During these celebrations luk kaeo, or " crystal sons " young Shan boys about to be ordained are accommodated in the large viharn at Wat Pa Pao. Many of these novices travel to Chiang Mai from surrounding Shan communities at Mae Chaem, Mae Rim, Chiang Dao and Fang. In times past all would have made the journey to Mae Hong Son for ordination, but Wat Pa Pao's re-establishment of the Poy Sang Long tradition ensures that in future years Thailand's Shan community will have two major centres for ordination. Now that an example has been set, other Shan communities may follow suit.
During Poy Sang Long the novices are elaborately arrayed in make up, jewellery and traditional Shan clothing to resemble celestial princes. They are then carried to the ubosoth, or ordination building, on the shoulders of their fathers or elder brothers, or sometimes on horseback. This is an elaborate and gorgeous ceremony, performed with much pomp and circumstance. Golden umbrellas shield the novices-to-be from the rays of the sun, and the tears of proud mothers are often to be seen.

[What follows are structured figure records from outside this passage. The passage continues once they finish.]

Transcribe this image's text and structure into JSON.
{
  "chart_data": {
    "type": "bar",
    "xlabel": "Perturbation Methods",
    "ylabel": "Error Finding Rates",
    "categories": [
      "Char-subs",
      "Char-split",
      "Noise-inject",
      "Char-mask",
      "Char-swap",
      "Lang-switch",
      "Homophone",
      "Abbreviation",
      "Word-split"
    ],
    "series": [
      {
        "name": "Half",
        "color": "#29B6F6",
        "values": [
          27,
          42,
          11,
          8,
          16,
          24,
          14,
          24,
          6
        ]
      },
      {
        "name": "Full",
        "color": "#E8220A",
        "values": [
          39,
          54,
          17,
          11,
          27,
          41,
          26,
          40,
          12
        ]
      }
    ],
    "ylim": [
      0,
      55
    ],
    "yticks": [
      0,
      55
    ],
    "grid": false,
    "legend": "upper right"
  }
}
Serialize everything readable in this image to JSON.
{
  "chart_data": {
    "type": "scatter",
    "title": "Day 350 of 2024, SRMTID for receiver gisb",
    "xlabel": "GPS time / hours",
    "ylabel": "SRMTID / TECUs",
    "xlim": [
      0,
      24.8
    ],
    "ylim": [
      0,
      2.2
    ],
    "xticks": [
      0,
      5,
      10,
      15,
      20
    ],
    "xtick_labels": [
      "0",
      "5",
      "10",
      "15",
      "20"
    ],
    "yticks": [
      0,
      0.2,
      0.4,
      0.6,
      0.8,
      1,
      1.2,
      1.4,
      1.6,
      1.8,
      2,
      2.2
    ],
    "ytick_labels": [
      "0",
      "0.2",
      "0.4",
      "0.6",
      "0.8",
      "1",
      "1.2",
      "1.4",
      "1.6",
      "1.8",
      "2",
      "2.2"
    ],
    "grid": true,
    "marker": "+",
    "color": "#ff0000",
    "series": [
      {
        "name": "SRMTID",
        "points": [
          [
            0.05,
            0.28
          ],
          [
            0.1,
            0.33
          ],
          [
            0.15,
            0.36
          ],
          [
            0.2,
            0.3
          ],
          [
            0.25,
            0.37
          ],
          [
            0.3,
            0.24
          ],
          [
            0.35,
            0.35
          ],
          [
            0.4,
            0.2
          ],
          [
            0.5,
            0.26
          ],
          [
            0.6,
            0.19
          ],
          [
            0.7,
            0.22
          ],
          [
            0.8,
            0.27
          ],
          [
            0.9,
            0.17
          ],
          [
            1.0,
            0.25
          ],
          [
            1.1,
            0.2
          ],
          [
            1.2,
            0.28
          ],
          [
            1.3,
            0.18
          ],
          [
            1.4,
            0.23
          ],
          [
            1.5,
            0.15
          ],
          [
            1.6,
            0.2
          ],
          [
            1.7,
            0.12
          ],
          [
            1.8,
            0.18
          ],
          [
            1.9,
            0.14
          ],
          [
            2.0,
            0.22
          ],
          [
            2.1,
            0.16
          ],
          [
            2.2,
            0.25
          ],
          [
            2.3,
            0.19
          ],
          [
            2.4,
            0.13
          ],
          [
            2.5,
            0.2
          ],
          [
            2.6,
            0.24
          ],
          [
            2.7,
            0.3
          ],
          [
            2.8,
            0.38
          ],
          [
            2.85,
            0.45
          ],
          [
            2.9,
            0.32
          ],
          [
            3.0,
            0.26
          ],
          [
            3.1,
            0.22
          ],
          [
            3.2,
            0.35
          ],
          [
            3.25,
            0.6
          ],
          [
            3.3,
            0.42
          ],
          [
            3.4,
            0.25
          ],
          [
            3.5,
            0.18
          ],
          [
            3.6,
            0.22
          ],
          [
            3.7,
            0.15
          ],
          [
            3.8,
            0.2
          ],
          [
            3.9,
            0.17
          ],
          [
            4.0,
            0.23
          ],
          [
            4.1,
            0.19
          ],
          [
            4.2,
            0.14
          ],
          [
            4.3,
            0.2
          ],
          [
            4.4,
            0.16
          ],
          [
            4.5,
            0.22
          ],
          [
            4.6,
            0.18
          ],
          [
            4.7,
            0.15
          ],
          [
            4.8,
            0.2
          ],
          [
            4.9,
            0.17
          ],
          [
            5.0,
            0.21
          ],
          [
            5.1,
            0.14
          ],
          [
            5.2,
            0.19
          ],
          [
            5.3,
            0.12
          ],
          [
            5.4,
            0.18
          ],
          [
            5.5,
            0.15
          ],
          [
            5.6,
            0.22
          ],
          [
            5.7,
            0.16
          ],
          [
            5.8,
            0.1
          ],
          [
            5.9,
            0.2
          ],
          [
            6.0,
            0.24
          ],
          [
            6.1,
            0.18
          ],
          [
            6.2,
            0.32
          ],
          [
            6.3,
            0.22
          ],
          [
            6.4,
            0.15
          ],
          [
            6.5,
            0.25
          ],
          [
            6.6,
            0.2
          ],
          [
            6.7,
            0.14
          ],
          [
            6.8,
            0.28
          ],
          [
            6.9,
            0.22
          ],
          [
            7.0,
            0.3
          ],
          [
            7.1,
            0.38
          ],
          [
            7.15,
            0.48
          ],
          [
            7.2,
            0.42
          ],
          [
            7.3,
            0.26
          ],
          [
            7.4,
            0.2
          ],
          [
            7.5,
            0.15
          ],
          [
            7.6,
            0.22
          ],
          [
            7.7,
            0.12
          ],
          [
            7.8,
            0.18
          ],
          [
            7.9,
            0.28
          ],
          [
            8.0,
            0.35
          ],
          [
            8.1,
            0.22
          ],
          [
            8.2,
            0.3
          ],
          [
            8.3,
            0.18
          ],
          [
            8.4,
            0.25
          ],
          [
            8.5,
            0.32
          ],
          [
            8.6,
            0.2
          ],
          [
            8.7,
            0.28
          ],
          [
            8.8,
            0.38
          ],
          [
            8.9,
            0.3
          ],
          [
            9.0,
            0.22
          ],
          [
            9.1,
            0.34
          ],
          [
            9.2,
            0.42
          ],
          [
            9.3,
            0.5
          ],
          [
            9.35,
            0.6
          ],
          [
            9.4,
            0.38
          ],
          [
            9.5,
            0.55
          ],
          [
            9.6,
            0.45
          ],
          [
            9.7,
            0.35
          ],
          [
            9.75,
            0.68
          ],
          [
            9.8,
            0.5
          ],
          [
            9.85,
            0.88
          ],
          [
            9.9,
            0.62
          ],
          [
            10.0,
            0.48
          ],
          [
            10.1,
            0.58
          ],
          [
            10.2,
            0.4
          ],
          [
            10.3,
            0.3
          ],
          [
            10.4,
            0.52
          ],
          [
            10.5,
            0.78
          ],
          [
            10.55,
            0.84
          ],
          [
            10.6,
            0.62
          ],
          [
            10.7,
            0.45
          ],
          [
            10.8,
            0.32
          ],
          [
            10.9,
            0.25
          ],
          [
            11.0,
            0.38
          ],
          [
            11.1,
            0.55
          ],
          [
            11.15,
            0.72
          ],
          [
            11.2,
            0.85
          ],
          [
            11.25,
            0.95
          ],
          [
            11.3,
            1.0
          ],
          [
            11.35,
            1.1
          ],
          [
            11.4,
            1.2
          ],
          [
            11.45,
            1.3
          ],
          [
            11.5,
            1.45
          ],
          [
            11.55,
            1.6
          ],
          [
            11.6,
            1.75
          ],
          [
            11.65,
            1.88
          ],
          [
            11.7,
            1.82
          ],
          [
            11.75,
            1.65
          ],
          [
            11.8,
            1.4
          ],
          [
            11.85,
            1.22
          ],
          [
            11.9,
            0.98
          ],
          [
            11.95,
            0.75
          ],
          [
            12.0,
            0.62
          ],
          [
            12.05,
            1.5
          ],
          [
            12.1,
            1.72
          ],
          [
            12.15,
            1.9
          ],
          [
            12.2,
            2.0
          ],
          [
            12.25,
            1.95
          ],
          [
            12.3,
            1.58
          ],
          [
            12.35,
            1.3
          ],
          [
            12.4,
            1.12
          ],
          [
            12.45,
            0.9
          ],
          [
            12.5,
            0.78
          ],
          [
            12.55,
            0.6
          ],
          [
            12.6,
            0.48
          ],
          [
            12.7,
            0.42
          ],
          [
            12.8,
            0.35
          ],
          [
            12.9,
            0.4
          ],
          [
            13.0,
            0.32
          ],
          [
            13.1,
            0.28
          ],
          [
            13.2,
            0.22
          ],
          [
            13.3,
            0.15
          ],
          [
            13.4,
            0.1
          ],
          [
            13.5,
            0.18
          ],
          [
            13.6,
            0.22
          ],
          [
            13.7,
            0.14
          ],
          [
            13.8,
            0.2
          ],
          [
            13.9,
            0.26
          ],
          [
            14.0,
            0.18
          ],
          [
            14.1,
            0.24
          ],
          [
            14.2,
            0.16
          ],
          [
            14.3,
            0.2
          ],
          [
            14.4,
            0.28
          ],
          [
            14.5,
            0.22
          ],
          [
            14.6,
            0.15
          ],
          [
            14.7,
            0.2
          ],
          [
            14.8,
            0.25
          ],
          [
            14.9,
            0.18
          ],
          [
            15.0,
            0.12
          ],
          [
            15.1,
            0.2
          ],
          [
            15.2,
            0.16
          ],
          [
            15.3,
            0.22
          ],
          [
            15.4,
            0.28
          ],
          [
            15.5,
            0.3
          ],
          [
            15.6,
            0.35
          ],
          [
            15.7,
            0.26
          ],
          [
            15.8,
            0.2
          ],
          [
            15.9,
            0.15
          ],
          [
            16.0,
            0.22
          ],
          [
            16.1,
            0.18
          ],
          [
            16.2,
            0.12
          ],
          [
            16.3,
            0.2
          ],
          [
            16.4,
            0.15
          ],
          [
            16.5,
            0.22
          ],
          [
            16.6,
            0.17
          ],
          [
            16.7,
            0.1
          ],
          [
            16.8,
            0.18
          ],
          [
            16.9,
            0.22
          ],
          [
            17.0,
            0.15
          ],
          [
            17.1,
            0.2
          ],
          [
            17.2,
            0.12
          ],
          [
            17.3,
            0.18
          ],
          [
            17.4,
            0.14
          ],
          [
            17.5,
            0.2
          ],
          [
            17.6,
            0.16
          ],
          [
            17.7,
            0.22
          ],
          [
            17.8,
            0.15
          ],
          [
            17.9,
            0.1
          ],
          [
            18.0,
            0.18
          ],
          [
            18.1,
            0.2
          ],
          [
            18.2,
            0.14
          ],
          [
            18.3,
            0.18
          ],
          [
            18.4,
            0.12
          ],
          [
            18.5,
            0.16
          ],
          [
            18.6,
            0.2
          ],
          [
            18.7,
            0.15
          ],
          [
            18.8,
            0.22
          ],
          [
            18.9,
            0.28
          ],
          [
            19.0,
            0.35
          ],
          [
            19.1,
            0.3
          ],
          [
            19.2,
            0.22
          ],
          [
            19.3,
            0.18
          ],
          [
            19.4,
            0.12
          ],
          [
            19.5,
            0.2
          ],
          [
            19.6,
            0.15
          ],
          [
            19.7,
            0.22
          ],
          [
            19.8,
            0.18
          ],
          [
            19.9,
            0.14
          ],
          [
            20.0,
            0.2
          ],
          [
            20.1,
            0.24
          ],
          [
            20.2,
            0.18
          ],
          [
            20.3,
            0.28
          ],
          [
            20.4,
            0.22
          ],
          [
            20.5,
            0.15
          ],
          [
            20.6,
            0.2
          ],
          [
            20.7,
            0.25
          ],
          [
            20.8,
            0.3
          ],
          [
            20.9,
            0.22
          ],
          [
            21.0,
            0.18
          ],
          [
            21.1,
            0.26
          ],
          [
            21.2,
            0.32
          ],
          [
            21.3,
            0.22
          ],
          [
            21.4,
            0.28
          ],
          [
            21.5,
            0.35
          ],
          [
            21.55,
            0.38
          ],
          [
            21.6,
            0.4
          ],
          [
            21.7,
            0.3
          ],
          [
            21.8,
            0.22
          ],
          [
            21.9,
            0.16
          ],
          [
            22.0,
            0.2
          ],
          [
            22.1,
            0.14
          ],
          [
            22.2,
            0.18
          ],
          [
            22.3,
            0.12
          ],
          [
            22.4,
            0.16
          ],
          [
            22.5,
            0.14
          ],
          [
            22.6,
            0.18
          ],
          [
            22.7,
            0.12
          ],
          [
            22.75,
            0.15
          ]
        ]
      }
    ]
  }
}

In future years Poy Sang Long is certain to become a major attraction for visitors to Chiang Mai, enriching the city both in cultural and material terms. It is to be hoped that this will come to the attention of the present Burmese rulers of Shan State, where many Tai Yai traditions including writing and publishing literature in the Shan language are currently discouraged. Cultural diversity is, beyond question, a treasure and a basic right to be preserved and encouraged. In Chiang Mai's burgeoning " Shan Revival " both Thailand's Tai Yai community, and the Thai authorities, are showing the way to the future.